Sunday, September 17, 2006

American Naïveté 101

After so many postings last week, it seems like I am getting too many readers. It's weekend, time for a political post. At the PRPL this week, it was finally my turn to get my hands on The World is Flat by Thomas Friedman. Being more of a skimmer than a reader, I sometimes start books at the end. Draw your own conclusions as to why I am posting these excerpts of what I found in the last chapter entitled 11/9 versus 9/11.

"America's role in the world, from its inception, had been to be the country that looks forward, not back. One of the most dangerous things that has happened to America since 9/11, under the Bush Administration, is that we have gone from exporting hope to exporting fear. We have gone from trying to coax the best out of the world to snarling at it way too often. And when you export fear, you end up importing everyone else's fears. Yes, we need people who can imagine the worst, because the worst did happen on 9/11 and it could happen again. But, as I said, there is a fine line between precaution and paranoia, and at times we have crossed it. Europeans and others often love to make fun of American optimism and naïveté - our crazy notion that every problem has a solution, that tomorrow can be better than yesterday, that the future can always bury the past. But I have always believed that deep down the rest of the world envies that American optimism and naïveté, it needs it.
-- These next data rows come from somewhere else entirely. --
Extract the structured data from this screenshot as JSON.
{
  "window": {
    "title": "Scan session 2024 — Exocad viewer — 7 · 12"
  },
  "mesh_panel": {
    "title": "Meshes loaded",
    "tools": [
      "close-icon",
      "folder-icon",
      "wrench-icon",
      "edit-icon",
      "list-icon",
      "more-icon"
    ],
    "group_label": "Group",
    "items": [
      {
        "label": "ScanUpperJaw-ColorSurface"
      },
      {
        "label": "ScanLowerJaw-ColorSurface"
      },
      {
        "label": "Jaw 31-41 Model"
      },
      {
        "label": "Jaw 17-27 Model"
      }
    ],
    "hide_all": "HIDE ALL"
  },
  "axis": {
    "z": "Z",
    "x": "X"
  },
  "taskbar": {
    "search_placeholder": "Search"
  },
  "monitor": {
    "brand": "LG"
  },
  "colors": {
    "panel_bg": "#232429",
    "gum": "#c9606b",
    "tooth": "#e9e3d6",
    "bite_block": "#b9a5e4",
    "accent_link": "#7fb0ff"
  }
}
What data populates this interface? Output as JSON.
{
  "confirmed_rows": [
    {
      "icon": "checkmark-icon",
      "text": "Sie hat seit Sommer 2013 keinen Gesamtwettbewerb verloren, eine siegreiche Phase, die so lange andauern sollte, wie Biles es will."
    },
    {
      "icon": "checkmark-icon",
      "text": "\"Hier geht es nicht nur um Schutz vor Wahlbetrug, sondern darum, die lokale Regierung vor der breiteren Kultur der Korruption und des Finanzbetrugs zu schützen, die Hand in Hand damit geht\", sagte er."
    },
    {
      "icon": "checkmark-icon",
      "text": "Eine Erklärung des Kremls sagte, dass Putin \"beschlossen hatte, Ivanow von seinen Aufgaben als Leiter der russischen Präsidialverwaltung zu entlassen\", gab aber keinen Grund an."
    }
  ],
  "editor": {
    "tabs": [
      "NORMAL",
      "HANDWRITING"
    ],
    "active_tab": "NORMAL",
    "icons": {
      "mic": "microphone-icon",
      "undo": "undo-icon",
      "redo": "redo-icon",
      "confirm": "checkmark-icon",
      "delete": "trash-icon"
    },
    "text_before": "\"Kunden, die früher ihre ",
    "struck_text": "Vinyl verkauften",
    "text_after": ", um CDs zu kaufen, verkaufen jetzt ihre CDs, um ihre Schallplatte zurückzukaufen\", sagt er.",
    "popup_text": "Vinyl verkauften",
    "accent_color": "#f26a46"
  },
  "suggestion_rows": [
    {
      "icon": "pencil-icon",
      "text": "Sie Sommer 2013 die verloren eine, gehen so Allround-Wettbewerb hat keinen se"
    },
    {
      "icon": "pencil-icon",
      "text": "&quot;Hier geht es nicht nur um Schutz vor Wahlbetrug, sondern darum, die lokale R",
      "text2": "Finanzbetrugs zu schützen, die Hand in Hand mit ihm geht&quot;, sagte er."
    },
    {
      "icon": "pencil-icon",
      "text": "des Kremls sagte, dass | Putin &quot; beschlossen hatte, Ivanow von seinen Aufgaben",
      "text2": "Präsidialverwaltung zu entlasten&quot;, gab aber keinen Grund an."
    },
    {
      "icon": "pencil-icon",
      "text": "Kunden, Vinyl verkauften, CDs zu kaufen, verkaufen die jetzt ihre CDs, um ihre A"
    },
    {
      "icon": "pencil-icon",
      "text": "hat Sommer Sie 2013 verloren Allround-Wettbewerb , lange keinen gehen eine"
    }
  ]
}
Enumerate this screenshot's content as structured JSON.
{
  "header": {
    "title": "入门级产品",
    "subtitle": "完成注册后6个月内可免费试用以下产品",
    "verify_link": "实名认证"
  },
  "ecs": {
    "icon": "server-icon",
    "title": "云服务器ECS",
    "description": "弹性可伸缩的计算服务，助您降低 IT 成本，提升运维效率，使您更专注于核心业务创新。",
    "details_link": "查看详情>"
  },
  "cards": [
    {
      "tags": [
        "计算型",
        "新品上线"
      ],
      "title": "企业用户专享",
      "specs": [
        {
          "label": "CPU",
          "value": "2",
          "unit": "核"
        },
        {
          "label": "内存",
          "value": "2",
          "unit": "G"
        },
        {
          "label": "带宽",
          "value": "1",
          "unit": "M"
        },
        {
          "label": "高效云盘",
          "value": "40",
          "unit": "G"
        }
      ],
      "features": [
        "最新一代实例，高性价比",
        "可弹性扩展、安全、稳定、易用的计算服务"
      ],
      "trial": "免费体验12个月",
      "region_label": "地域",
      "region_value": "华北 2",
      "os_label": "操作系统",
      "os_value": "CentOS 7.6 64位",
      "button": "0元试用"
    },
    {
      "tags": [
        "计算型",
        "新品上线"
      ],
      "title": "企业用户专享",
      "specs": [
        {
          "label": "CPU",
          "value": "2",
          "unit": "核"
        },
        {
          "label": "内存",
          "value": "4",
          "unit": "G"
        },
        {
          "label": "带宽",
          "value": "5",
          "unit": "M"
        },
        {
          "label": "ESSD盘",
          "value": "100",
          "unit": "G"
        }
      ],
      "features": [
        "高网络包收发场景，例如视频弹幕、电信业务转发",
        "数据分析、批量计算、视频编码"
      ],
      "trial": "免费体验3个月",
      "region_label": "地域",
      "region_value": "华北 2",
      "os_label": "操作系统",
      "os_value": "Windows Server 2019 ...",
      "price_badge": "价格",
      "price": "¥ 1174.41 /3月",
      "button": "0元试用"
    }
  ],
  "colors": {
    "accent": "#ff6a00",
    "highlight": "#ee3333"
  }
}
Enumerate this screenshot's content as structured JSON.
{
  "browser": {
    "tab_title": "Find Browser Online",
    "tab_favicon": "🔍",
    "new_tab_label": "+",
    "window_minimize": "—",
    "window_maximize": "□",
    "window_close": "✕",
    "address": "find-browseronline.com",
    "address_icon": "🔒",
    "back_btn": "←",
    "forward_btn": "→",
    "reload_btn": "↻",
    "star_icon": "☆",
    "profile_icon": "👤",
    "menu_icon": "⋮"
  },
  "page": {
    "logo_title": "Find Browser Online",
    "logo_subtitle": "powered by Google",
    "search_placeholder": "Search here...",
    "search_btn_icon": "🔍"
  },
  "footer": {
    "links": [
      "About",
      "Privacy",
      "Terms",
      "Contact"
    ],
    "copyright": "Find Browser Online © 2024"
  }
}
It is one of the things that help keep the world spinning on its axis. If we go dark as a society, if we stop being the world's "dream factory," we will make the world not only a darker place but also a poorer place."

"In societies that have more memories than dreams, too many people are spending too many days looking backward. They see dignity, affirmation, and self-worth not by mining the present but by chewing on the past. And even that is usually not a real past but an imagined and adorned past. Indeed, such societies focus all their imagination on making that imagined past even more beautiful that it ever was, and then they cling to it like a rosary or a strand of worry beads, rather than imagining a better future and acting on that. It is dangerous enough when other countries go down that route; it would be disastrous for America to lose its bearings and move in that direction."

"I believe that history will make very clear that President Bush shamelessly exploited the emotions around 9/11 for political purposes. He used those 9/11 emotions to take a far-right Republican domestic agenda on taxes, the environment, and social issues form 9/10- an agenda for which he had no popular mandate- and drive it into a 9/12 world. In doing so, Mr. Bush not only drove a wedge between Americans and the world, he drove a wedge between America and its own history and identity. his administration transformed the United States into "The United States of Fighting Terrorism." This is the real reason, in my view, that so many people in the world dislike President Bush so intensely. They feel that he has taken away something very dear to them- an America that exports hope, not fear."